Personalized Password Guessing via Modeling Multiple Leaked Credentials of the Same User
摘要
As password breaches increase, users frequently face multiple password leaks. Because of memory limitations, users often reuse or slightly modify their passwords across different accounts. This behavior makes targeted password-guessing attacks, which leverage leaked passwords, a serious security threat. While previous studies have primarily focused on single-leak scenarios, where the attacker possesses only one leaked password, multi-leak scenarios remain insufficiently explored. In this work, we propose Pass2Pass-T, a model designed to capture similarities across multiple passwords from the same user. Pass2Pass-T leverages Transformers to predict a target password from multiple leaked passwords of the same user. Additionally, we are the first to empirically evaluate the multi-leak attacks on real-world password datasets. In multi-leak scenarios, Pass2Pass-T enhances the Transformer with input compression and segmented positional encoding, tailored to the distinct characteristics of password sequences unlike natural language texts.
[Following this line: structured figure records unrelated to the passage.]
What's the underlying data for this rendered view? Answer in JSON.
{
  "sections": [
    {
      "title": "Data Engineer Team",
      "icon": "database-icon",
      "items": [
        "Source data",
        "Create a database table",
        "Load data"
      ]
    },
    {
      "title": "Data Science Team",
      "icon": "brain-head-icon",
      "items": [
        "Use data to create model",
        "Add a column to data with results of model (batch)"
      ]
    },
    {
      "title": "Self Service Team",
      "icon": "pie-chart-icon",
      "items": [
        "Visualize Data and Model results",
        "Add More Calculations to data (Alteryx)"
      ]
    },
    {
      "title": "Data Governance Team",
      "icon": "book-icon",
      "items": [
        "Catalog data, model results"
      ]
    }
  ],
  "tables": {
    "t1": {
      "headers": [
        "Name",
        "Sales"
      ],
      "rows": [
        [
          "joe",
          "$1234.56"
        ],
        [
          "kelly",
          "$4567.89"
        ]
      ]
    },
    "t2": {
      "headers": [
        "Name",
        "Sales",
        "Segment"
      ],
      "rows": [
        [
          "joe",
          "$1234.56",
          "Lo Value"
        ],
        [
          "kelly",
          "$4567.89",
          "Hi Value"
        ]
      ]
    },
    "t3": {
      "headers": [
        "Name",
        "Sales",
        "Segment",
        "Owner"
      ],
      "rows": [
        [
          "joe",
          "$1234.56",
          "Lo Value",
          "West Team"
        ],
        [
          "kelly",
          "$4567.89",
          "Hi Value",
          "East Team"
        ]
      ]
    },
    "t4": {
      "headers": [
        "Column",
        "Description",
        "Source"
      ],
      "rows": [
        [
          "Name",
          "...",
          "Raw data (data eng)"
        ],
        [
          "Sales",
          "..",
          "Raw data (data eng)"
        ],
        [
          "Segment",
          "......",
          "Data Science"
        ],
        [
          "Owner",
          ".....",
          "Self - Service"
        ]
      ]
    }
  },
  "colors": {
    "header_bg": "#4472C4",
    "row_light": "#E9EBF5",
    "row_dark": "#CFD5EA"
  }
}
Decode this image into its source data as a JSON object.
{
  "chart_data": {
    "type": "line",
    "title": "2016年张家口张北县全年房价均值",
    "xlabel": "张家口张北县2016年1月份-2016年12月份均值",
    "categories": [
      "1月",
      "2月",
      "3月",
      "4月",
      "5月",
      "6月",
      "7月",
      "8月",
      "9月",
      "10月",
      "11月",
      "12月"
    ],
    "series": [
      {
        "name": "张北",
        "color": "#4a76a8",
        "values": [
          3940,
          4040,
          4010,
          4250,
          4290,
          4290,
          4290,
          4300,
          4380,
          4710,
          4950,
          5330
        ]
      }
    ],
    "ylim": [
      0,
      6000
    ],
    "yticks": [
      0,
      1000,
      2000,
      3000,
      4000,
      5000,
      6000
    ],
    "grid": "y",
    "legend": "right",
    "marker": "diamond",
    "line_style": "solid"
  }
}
It also utilizes transfer learning to effectively model patterns across multiple passwords. With five leaked passwords, our model compromises 4.87% of user accounts on the first guess, achieving a 7.27 \(\times \) improvement over state-of-the-art strategies that process each leaked password individually. In single-leak scenarios, Pass2Pass-T matches existing models at 1,000 guesses and achieves a 4.46% improvement at \(10^{7}\) guesses.